Vers une souveraineté forestière : gouvernance et cohérence internationale
L’avenir du secteur repose sur deux leviers majeurs. D’une part, renforcer la gouvernance interne en sanctionnant réellement les pratiques illégales, en modernisant les administrations forestières et en associant davantage les communautés locales à la gestion des terres. D’autre part, contraindre les partenaires internationaux à aligner leurs actions avec leurs engagements climatiques. Cela implique d’exiger une transparence totale des financements, d’exclure les projets soutenant indirectement l’exploitation intensive et d’encourager les investissements dans la transformation locale. Ce double mouvement est indispensable pour sortir du cycle de dépendance et construire une filière bois durable, contrôlée et souveraine.

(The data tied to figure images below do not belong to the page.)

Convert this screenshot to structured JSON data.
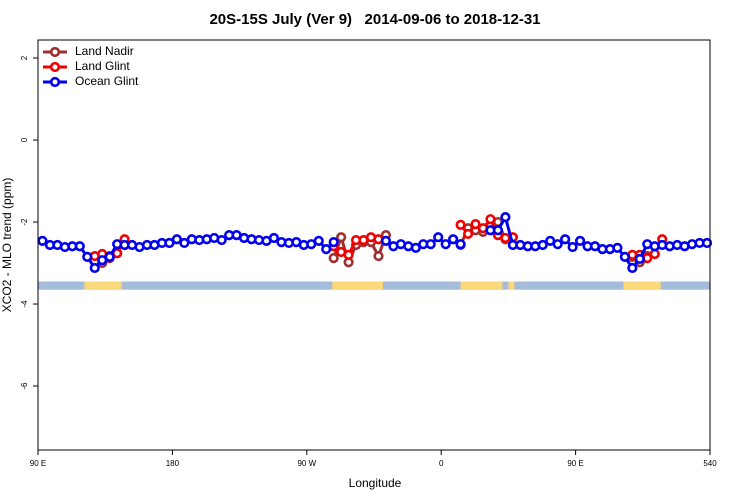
{
  "chart_data": {
    "type": "line",
    "title": "20S-15S July (Ver 9)   2014-09-06 to 2018-12-31",
    "x_label": "Longitude",
    "y_label": "XCO2 - MLO trend (ppm)",
    "xlim": [
      90,
      540
    ],
    "xticks": [
      {
        "value": 90,
        "label": "90 E"
      },
      180,
      {
        "value": 270,
        "label": "90 W"
      },
      {
        "value": 360,
        "label": "0"
      },
      {
        "value": 450,
        "label": "90 E"
      },
      540
    ],
    "ylim": [
      -7.56,
      2.44
    ],
    "yticks": [
      2,
      0,
      -2,
      -4,
      -6
    ],
    "legend": "top-left",
    "surface_band": {
      "y": [
        -3.45,
        -3.65
      ],
      "ocean_color": "#a4bcdc",
      "land_color": "#fcd87c",
      "land": [
        [
          121,
          146
        ],
        [
          287,
          321
        ],
        [
          373,
          401
        ],
        [
          405,
          409
        ],
        [
          482,
          507
        ]
      ]
    },
    "series": [
      {
        "name": "Land Nadir",
        "color": "#a03030",
        "x": [
          133,
          138,
          143,
          null,
          288,
          293,
          298,
          303,
          308,
          313,
          318,
          323,
          null,
          373,
          378,
          383,
          388,
          393,
          398,
          403,
          null,
          488,
          493,
          498,
          503
        ],
        "values": [
          -3.0,
          -2.88,
          -2.76,
          null,
          -2.88,
          -2.37,
          -2.98,
          -2.56,
          -2.49,
          -2.49,
          -2.83,
          -2.32,
          null,
          -2.56,
          -2.15,
          -2.2,
          -2.24,
          -2.1,
          -2.0,
          -2.42,
          null,
          -2.85,
          -2.98,
          -2.83,
          -2.78
        ]
      },
      {
        "name": "Land Glint",
        "color": "#ee0000",
        "x": [
          128,
          133,
          138,
          143,
          148,
          null,
          178,
          null,
          288,
          293,
          298,
          303,
          308,
          313,
          318,
          null,
          373,
          378,
          383,
          388,
          393,
          398,
          403,
          408,
          null,
          488,
          493,
          498,
          503,
          508
        ],
        "values": [
          -2.83,
          -2.78,
          -2.83,
          -2.76,
          -2.42,
          null,
          -2.51,
          null,
          -2.59,
          -2.73,
          -2.8,
          -2.44,
          -2.44,
          -2.37,
          -2.42,
          null,
          -2.07,
          -2.29,
          -2.05,
          -2.15,
          -1.93,
          -2.32,
          -2.39,
          -2.37,
          null,
          -2.8,
          -2.8,
          -2.88,
          -2.78,
          -2.42
        ]
      },
      {
        "name": "Ocean Glint",
        "color": "#0000ee",
        "x": [
          93,
          98,
          103,
          108,
          113,
          118,
          123,
          128,
          133,
          138,
          143,
          148,
          153,
          158,
          163,
          168,
          173,
          178,
          183,
          188,
          193,
          198,
          203,
          208,
          213,
          218,
          223,
          228,
          233,
          238,
          243,
          248,
          253,
          258,
          263,
          268,
          273,
          278,
          283,
          288,
          293,
          298,
          303,
          308,
          313,
          318,
          323,
          328,
          333,
          338,
          343,
          348,
          353,
          358,
          363,
          368,
          373,
          378,
          383,
          388,
          393,
          398,
          403,
          408,
          413,
          418,
          423,
          428,
          433,
          438,
          443,
          448,
          453,
          458,
          463,
          468,
          473,
          478,
          483,
          488,
          493,
          498,
          503,
          508,
          513,
          518,
          523,
          528,
          533,
          538
        ],
        "values": [
          -2.46,
          -2.56,
          -2.56,
          -2.61,
          -2.59,
          -2.59,
          -2.85,
          -3.12,
          -2.93,
          -2.85,
          -2.54,
          -2.56,
          -2.56,
          -2.61,
          -2.56,
          -2.56,
          -2.51,
          -2.51,
          -2.42,
          -2.51,
          -2.42,
          -2.44,
          -2.42,
          -2.39,
          -2.44,
          -2.32,
          -2.32,
          -2.39,
          -2.42,
          -2.44,
          -2.46,
          -2.39,
          -2.49,
          -2.51,
          -2.49,
          -2.56,
          -2.54,
          -2.46,
          -2.66,
          -2.49,
          null,
          null,
          null,
          null,
          null,
          null,
          -2.46,
          -2.59,
          -2.54,
          -2.59,
          -2.63,
          -2.54,
          -2.54,
          -2.37,
          -2.54,
          -2.42,
          -2.54,
          null,
          null,
          null,
          -2.2,
          -2.2,
          -1.88,
          -2.56,
          -2.56,
          -2.59,
          -2.59,
          -2.56,
          -2.46,
          -2.54,
          -2.42,
          -2.61,
          -2.46,
          -2.59,
          -2.59,
          -2.66,
          -2.66,
          -2.63,
          -2.85,
          -3.12,
          -2.9,
          -2.54,
          -2.59,
          -2.56,
          -2.59,
          -2.56,
          -2.59,
          -2.54,
          -2.51,
          -2.51
        ]
      }
    ]
  }
}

La filière bois d’Afrique centrale se trouve à un tournant décisif. Héritée d’un siècle de domination étrangère et minée par des pratiques illégales, elle peut néanmoins devenir un moteur stratégique du développement régional. À condition de rompre avec le modèle extractif, de privilégier la transformation locale et de restaurer la cohérence des partenariats internationaux. La préservation du massif forestier du Bassin du Congo, essentielle pour le climat mondial, passe par un changement profond des règles du jeu : un changement qui donne enfin à l’Afrique centrale le contrôle de sa propre ressource. Il appartient désormais à l’ONU d’en faire une priorité structurée de son calendrier climatique, faute de quoi la protection du deuxième poumon de la planète restera un discours sans action.